Svindal mastered the fresh snow conditions on the Stelvio course for his fourth victory of the Olympic season, with just 40 days to go to the Sochi Games. The Norwegian clocked 1 minute, 54.08 seconds to finish 0.39 seconds ahead of Hannes Reichelt of Austria.

Erik Guay of Canada placed third, 0.51 back, for a strong follow-up to his downhill victory in Val Gardena a week ago. Svindal trailed Guay at every checkpoint but then gained 0.65 seconds over the last few gates, where Guay made a slight but costly error, lifting up his left ski to regain his balance after cutting off a turn too sharply.

The Stelvio is known for its knee-jarring bumps, making fatigue a big factor. "You win Bormio in the last part, because everyone is tired. It's a mix of you're tired and it's a bit scary," Svindal said. "The last 30 seconds is where you win or lose the race. I had a good plan and was pretty determined to make it happen on the last part."

Svindal has finished in the top five in his last six World Cup downhill races and in 12 of his last 14 dating back to March 2012. How does he stay so consistent? "Preparation is big. And material is a big deal," Svindal said of his equipment. "I think I have really good material."

Miller is also accustomed to having top material but after sitting out last season to let his surgically repaired left knee heal, the 36-year-old racer is trailing in the equipment race. And Miller fell further behind when a pair of his skis — for giant slalom — were stolen from under his personal motor home overnight.

"Unfortunately, now looking at this, it was an omen for how the day was going to go," said Miller's wife, Morgan. Still, Miller's goal is to peak for the Olympics. And while he's yet to place better than fifth in a speed event this season, he was second in a giant slalom in Beaver Creek, Colorado, earlier this month.

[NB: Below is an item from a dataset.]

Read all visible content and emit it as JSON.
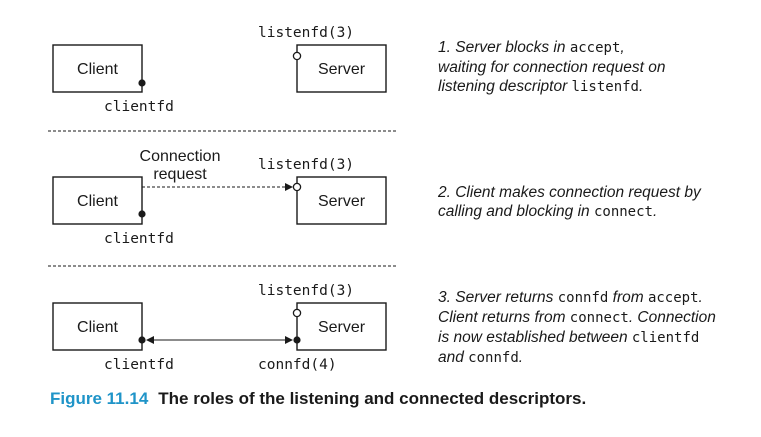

"He's figuring it out for Sochi and that's all that matters," Morgan Miller said, adding that the couple would now head home to California for a break before returning to Europe for races in Adelboden, Switzerland, Jan. 11-12.

"It's going to be nice to get a little break and see our family and recharge," Morgan Miller said. With Miller struggling, the top American finisher was Travis Ganong of Squaw Valley, Calif., who was 10th for his best result of the season.

Ganong started second and appeared to face the worst of conditions. "It was snowing so hard I was plowing through snow the whole way," he said. "I feel like if I had started later today I could have had a better shot. For where I started I'm so happy with my skiing. I stuck to my plan, really pushed hard, had no mistakes and the skiing felt good."

Bormio will also host the next men's race on Jan. 6, a Monday night slalom that was moved from Zagreb due to a lack of snow in Croatia. A New Year's Day race in Munich was canceled due to lack of snow.